Over at Spread Firefox, Asa has a post about customising Firefox and Thunderbird for users of particular ISPs, specifically with regard to settings. So you could add the “AOL pack” to Thunderbird and, upon providing your AOL signin details, will have set up access to your AOL mail accounts without you needing to know what their IMAP server is called or whether you need to enable TLS for their SMTP server, and so on.
I reckon this could be taken one step further, especially with Thunderbird. TB does a good job of migrating settings from other applications like Outlook Express, but what about migrating from AOL? Or setting up Thunderbird for your Gmail account? There’s instructions out there but they’re a bit over-complicated for ‘mom-and-pop’ users.
So I propose an ehnancement to the Account Settings Wizard that is run on TB’s first launch (if it hasn’t had settings migrated from another application) and through ‘Add Account’ in the Account Settings dialog.

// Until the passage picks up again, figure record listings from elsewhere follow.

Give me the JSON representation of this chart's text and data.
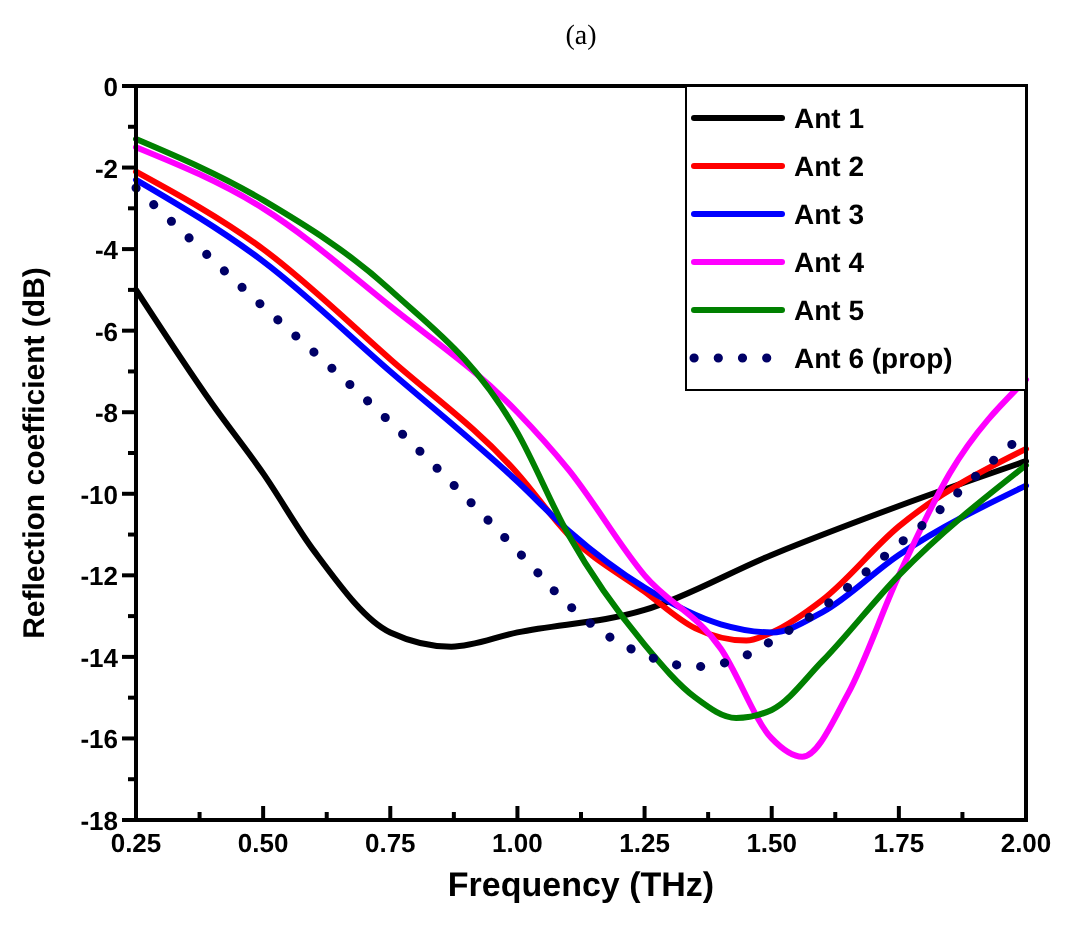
{
  "chart_data": {
    "type": "line",
    "title": "(a)",
    "xlabel": "Frequency (THz)",
    "ylabel": "Reflection coefficient (dB)",
    "xlim": [
      0.25,
      2.0
    ],
    "ylim": [
      -18,
      0
    ],
    "xticks": [
      {
        "value": 0.25,
        "label": "0.25"
      },
      {
        "value": 0.375,
        "label": null
      },
      {
        "value": 0.5,
        "label": "0.50"
      },
      {
        "value": 0.625,
        "label": null
      },
      {
        "value": 0.75,
        "label": "0.75"
      },
      {
        "value": 0.875,
        "label": null
      },
      {
        "value": 1.0,
        "label": "1.00"
      },
      {
        "value": 1.125,
        "label": null
      },
      {
        "value": 1.25,
        "label": "1.25"
      },
      {
        "value": 1.375,
        "label": null
      },
      {
        "value": 1.5,
        "label": "1.50"
      },
      {
        "value": 1.625,
        "label": null
      },
      {
        "value": 1.75,
        "label": "1.75"
      },
      {
        "value": 1.875,
        "label": null
      },
      {
        "value": 2.0,
        "label": "2.00"
      }
    ],
    "yticks": [
      {
        "value": -18,
        "label": "-18"
      },
      {
        "value": -17,
        "label": null
      },
      {
        "value": -16,
        "label": "-16"
      },
      {
        "value": -15,
        "label": null
      },
      {
        "value": -14,
        "label": "-14"
      },
      {
        "value": -13,
        "label": null
      },
      {
        "value": -12,
        "label": "-12"
      },
      {
        "value": -11,
        "label": null
      },
      {
        "value": -10,
        "label": "-10"
      },
      {
        "value": -9,
        "label": null
      },
      {
        "value": -8,
        "label": "-8"
      },
      {
        "value": -7,
        "label": null
      },
      {
        "value": -6,
        "label": "-6"
      },
      {
        "value": -5,
        "label": null
      },
      {
        "value": -4,
        "label": "-4"
      },
      {
        "value": -3,
        "label": null
      },
      {
        "value": -2,
        "label": "-2"
      },
      {
        "value": -1,
        "label": null
      },
      {
        "value": 0,
        "label": "0"
      }
    ],
    "grid": false,
    "legend": "top right",
    "marker": "none",
    "series": [
      {
        "name": "Ant 1",
        "color": "#000000",
        "line_style": "solid",
        "x": [
          0.25,
          0.4,
          0.5,
          0.6,
          0.75,
          0.87,
          1.0,
          1.25,
          1.5,
          1.75,
          2.0
        ],
        "values": [
          -5.0,
          -7.8,
          -9.5,
          -11.4,
          -13.4,
          -13.75,
          -13.4,
          -12.85,
          -11.5,
          -10.3,
          -9.2
        ]
      },
      {
        "name": "Ant 2",
        "color": "#ff0000",
        "line_style": "solid",
        "x": [
          0.25,
          0.5,
          0.75,
          1.0,
          1.1,
          1.25,
          1.35,
          1.45,
          1.5,
          1.6,
          1.75,
          2.0
        ],
        "values": [
          -2.1,
          -4.0,
          -6.7,
          -9.5,
          -11.0,
          -12.4,
          -13.3,
          -13.6,
          -13.4,
          -12.6,
          -10.8,
          -8.9
        ]
      },
      {
        "name": "Ant 3",
        "color": "#0000ff",
        "line_style": "solid",
        "x": [
          0.25,
          0.5,
          0.75,
          1.0,
          1.1,
          1.25,
          1.4,
          1.5,
          1.6,
          1.75,
          2.0
        ],
        "values": [
          -2.3,
          -4.3,
          -7.0,
          -9.7,
          -10.9,
          -12.3,
          -13.2,
          -13.4,
          -12.9,
          -11.5,
          -9.8
        ]
      },
      {
        "name": "Ant 4",
        "color": "#ff00ff",
        "line_style": "solid",
        "x": [
          0.25,
          0.5,
          0.75,
          1.0,
          1.1,
          1.25,
          1.4,
          1.5,
          1.56,
          1.65,
          1.75,
          1.85,
          2.0
        ],
        "values": [
          -1.5,
          -3.0,
          -5.4,
          -8.0,
          -9.4,
          -12.0,
          -13.8,
          -16.0,
          -16.45,
          -14.9,
          -12.0,
          -9.5,
          -7.2
        ]
      },
      {
        "name": "Ant 5",
        "color": "#008000",
        "line_style": "solid",
        "x": [
          0.25,
          0.5,
          0.75,
          1.0,
          1.1,
          1.25,
          1.35,
          1.43,
          1.5,
          1.6,
          1.75,
          2.0
        ],
        "values": [
          -1.3,
          -2.8,
          -5.0,
          -8.5,
          -11.0,
          -13.7,
          -15.0,
          -15.5,
          -15.3,
          -14.1,
          -12.0,
          -9.3
        ]
      },
      {
        "name": "Ant 6 (prop)",
        "color": "#000066",
        "line_style": "dotted",
        "x": [
          0.25,
          0.464,
          0.746,
          1.019,
          1.09,
          1.162,
          1.252,
          1.348,
          1.437,
          1.514,
          1.594,
          1.668,
          1.741,
          1.816,
          1.886,
          1.96,
          2.0
        ],
        "values": [
          -2.5,
          -5.0,
          -8.2,
          -11.65,
          -12.6,
          -13.35,
          -13.96,
          -14.24,
          -14.03,
          -13.5,
          -12.85,
          -12.1,
          -11.33,
          -10.56,
          -9.74,
          -8.92,
          -8.5
        ]
      }
    ]
  }
}
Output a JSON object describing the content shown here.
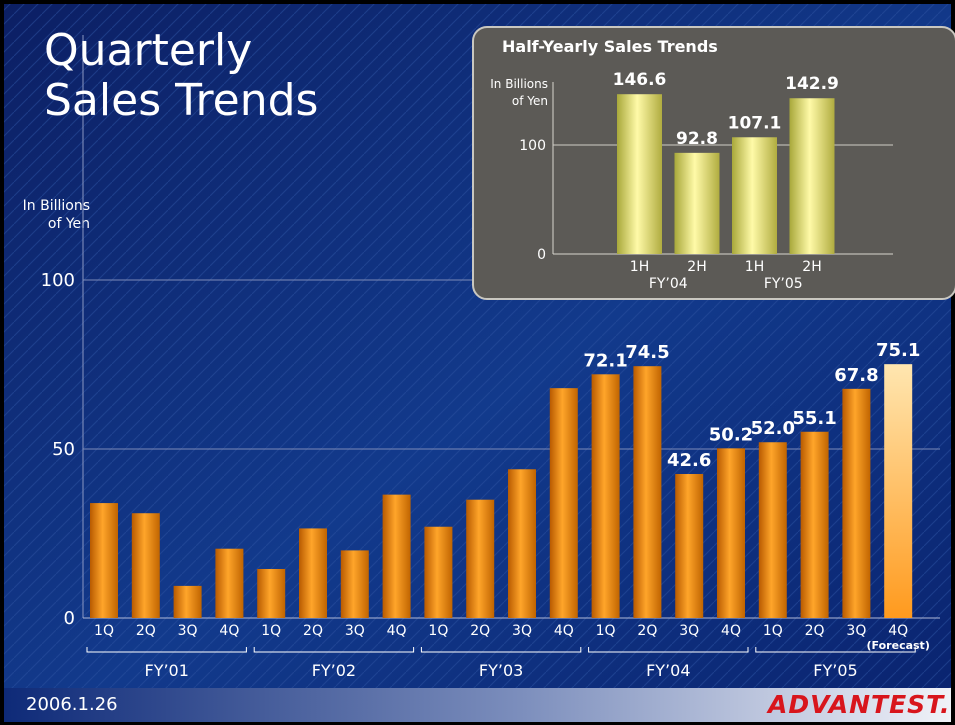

I’ve done some ‘screenshots’ which are mockups done in MS Paint showing how I think this could be done.
The opening screen would have a new option (see screenshot 1) called Automatic Setup, which would be the default. When selected, this would pull a file from, say, update.mozilla.org, which contained a list of ISPs where the settings were known, sorted by country.
In the next screen (see screenshot 2) the user would select their country (TB could default this to the locale of the operating system), and then a list of ISPs where settings were known would be presented. All countries would have a ‘none of the above’ option which would let the user enter the details manually, effectively taking them back to step 1, since it’s unlikely we’ll be able to cover every ISP in the world. The user selects their ISP and then hits Next, at which point Thunderbird downloads a file containing full details of the server and its settings – there’s already an RDF namespace for it.
In the final screen (3 screens is probably quite enough, unless a fourth ‘summary’ screen is warranted), the user would enter their user name and password for that ISP (see screenshot 3). Upon clicking Finish, Thunderbird would then set up the mail and newsgroup accounts using that user’s details and take them back to the main interface.
I think this could significantly reduce the barriers that are stopping people from trying out Thunderbird and the potential to boost its usage. It’s probably too late now for a feature like this to be included in Thunderbird 1.1 but it would be nice for 1.5, or whatever the next release is.